Comment by verdverm
They do not change it, from what I have seen, o3 is more hype and marketing than a meaningful step towards models which can exhibit real creativity and reasoning as humans perform it (rather than perceive it, which is the root of the hype)
For example, a small child is completely capable of being told "get in the car" and can understand, navigate, open the door, and get in, with incredibly little energy usage (maybe about the amount of a single potato chip/crisp)
Now consider what I have been working on recently (1) evaluating secops tools from both a technical and business perspective (2) prototyping and creating an RFC for the next version of our DX at the org. They are very far from this capability because it involves so many competing incentives, trade offs, and not just the context of the current state of code, but also the history and vision. Crafting that vision is especially beyond what a foundation in transformers can offer. They are in essence an averaging and sequence prediction algorithm
These tools are useful, even provide an ROI, but by no means anywhere close to what I would call intelligent.

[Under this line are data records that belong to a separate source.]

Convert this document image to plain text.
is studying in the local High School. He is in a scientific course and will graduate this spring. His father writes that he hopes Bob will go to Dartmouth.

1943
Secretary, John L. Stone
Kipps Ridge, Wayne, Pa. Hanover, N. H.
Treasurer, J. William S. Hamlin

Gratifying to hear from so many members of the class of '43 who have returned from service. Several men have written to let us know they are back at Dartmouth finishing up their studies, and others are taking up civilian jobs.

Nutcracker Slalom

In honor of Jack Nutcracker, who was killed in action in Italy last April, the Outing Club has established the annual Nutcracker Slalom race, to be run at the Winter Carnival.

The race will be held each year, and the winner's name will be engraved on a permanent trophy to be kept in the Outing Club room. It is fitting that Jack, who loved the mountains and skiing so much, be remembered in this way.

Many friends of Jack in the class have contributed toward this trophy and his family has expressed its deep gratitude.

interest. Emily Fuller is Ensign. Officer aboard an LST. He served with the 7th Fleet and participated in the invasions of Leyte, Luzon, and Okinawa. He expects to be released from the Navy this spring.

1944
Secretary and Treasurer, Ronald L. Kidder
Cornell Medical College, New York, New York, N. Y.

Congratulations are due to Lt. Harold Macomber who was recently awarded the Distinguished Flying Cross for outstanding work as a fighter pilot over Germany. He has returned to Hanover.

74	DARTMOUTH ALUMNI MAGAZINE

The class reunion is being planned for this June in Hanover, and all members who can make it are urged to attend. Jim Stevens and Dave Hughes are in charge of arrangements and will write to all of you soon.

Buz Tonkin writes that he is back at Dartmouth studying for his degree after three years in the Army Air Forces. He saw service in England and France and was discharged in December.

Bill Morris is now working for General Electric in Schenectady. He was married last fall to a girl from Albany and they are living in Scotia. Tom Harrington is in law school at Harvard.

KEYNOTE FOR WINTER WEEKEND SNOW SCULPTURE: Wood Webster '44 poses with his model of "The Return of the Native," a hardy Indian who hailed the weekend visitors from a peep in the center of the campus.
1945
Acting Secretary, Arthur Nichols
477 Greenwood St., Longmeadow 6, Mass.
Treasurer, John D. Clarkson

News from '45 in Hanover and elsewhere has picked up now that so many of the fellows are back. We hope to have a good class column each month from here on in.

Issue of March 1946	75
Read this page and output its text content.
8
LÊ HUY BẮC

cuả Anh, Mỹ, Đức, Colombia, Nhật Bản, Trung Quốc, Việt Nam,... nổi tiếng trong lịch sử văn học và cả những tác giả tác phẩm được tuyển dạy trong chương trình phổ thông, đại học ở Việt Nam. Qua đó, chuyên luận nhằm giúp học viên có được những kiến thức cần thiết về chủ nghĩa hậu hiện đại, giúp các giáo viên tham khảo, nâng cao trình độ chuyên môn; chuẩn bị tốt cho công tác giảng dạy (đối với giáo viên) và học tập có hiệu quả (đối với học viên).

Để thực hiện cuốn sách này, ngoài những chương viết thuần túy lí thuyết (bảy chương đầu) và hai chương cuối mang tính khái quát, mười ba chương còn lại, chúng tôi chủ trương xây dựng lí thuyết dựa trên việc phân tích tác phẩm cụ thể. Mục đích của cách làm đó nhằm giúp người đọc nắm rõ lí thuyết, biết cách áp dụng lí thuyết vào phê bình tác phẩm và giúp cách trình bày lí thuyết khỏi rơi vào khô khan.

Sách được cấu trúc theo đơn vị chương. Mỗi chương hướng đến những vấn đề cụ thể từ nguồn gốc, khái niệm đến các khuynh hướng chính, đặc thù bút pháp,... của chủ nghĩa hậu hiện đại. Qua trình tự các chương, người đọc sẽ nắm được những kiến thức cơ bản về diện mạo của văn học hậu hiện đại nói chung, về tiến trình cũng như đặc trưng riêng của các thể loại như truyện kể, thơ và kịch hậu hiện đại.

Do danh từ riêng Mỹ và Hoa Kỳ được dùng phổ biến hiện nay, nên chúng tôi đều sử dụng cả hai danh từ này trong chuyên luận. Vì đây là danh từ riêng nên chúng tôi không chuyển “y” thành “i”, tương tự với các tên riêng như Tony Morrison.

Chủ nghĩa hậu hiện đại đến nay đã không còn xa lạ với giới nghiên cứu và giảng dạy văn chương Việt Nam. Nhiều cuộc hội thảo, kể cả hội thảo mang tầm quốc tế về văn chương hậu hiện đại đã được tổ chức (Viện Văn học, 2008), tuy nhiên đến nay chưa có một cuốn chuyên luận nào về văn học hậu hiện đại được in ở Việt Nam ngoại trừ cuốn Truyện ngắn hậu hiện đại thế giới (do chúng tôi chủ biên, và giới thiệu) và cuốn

Would love to know if you know any other papers like:
Faith and Fate: Limits of Transformers on Compositionality https://arxiv.org/abs/2305.18654
Maybe the analogy is something with gold mining. We could pretend that the machines that mine gold are actually creating gold. Pretending the entire gold mining sector is instead a discovery of alchemy.
Maybe the way alchemy kind of leads to chemistry is the analogy that applies?
I don't even know if that is right though.
The intelligence is in the training data. The model then is extracting the intelligence.
We can't forget Feynman's ideas here that we aren't going to make a robot cheetah that runs fast. We will make a machine that uses wheels. Viewing things through the lense of a cheetah is a category error.
While I agree completely with you we very well both might be completely and utterly wrong. A category error on what intelligence "is".